The yells. I had heard later, from someone in my brother’s platoon, how much he had yelled toward the end.

I moved some, was able to gauge where she was, out there in the darkness.

And then I turned and swam in the other direction.

THE REWARD

BY STEWART O’NAN

Brookline

Sometimes Boupha honestly found them. She thought it was a gift. Her father said she wasn’t so special-anybody could. He should know because it was his game; he’d been running it since he’d been driving a cab. After a while you developed an eye, like a hunter.

“American people don’t see anything,” he said. “People like us, we have to.”

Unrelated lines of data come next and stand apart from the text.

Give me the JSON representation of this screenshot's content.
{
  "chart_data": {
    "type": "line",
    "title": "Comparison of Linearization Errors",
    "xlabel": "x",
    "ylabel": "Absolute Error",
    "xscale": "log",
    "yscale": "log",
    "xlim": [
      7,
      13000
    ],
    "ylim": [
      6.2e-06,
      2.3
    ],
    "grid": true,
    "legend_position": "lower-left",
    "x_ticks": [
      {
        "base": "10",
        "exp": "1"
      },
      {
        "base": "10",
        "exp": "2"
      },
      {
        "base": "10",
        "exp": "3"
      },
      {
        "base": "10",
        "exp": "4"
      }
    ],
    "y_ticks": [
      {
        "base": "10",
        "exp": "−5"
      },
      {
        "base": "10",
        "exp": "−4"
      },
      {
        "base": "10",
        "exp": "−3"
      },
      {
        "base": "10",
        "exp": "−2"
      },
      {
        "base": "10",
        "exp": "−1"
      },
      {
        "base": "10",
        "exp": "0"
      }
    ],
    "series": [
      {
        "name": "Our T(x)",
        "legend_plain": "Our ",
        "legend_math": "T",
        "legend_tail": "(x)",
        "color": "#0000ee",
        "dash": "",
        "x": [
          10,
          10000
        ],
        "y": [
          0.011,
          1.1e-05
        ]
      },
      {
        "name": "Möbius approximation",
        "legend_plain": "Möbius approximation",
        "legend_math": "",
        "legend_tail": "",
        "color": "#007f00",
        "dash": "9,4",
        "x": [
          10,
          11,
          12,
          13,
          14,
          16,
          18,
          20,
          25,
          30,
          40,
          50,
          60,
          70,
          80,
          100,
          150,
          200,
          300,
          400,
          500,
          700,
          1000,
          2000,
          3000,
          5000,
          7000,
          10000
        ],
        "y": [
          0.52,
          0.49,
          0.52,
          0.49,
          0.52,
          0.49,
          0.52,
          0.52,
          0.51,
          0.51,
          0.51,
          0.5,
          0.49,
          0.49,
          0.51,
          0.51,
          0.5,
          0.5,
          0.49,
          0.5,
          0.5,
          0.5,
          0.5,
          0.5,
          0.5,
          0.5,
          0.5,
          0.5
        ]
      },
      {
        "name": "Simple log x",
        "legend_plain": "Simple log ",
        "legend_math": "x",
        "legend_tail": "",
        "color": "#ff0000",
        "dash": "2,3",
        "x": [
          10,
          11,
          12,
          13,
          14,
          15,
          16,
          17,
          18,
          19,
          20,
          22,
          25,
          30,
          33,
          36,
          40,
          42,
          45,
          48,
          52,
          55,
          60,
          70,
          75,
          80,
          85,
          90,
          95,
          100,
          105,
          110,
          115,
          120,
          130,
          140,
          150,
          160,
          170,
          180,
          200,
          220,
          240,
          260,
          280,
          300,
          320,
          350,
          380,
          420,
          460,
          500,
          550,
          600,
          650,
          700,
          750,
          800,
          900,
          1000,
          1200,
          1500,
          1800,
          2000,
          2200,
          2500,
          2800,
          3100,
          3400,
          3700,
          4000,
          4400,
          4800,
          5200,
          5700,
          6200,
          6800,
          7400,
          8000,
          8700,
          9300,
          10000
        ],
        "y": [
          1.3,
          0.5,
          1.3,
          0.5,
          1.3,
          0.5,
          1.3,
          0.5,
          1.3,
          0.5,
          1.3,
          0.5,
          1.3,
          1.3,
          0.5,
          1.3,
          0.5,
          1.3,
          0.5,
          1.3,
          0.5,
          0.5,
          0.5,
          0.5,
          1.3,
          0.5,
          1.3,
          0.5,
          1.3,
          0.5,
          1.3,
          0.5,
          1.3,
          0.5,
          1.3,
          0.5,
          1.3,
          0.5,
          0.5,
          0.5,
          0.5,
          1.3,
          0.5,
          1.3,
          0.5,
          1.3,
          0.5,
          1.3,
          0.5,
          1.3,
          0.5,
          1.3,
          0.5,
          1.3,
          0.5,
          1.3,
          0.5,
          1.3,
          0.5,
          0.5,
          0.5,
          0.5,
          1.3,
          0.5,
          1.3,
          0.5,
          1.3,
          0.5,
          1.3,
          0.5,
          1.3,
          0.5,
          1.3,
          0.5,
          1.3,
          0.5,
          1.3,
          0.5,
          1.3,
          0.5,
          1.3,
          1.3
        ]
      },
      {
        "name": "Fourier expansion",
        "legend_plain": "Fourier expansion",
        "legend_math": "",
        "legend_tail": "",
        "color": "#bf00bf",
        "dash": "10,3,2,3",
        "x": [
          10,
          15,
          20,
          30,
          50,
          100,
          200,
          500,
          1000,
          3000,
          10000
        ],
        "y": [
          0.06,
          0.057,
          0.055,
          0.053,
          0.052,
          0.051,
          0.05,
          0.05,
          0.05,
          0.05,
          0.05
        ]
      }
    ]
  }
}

He’d taught her well, as he never tired of reminding her. Late August, when the college kids moved in, she watched the park. Winter she cruised the potholed lots behind the apartments on Jersey. In spring the long flats of Beacon beyond Kenmore were littered with the dead-worth just as much, and less trouble, besides the smell. In her trunk she kept garbage bags and rubber gloves, an aerosol can of Oust.

Each season brought a new crop, that was the genius of it. Her father was the one who’d realized the possibilities. Now that he could no longer drive, Boupha used his badge, working twelve-hour shifts to pay his hospital bills. After all his talk about keeping her eyes open, he’d been going fifty on Storrow Drive in the rain when he rear-ended a stopped tow truck. His head bent the steering wheel. The wheel could be fixed but not her father. The doctors had saved his life so he could lie in a special bed and watch TV. “Boupha!” he called when he needed anything. “Boupha!” Their apartment wasn’t large enough to escape his voice. He’d had a sly sense of humor before the accident, a con man’s easy charm. Now her smallest mistake sent him into a rage. She hated leaving him alone because sometimes, for no reason, he screamed. The upstairs neighbors had complained.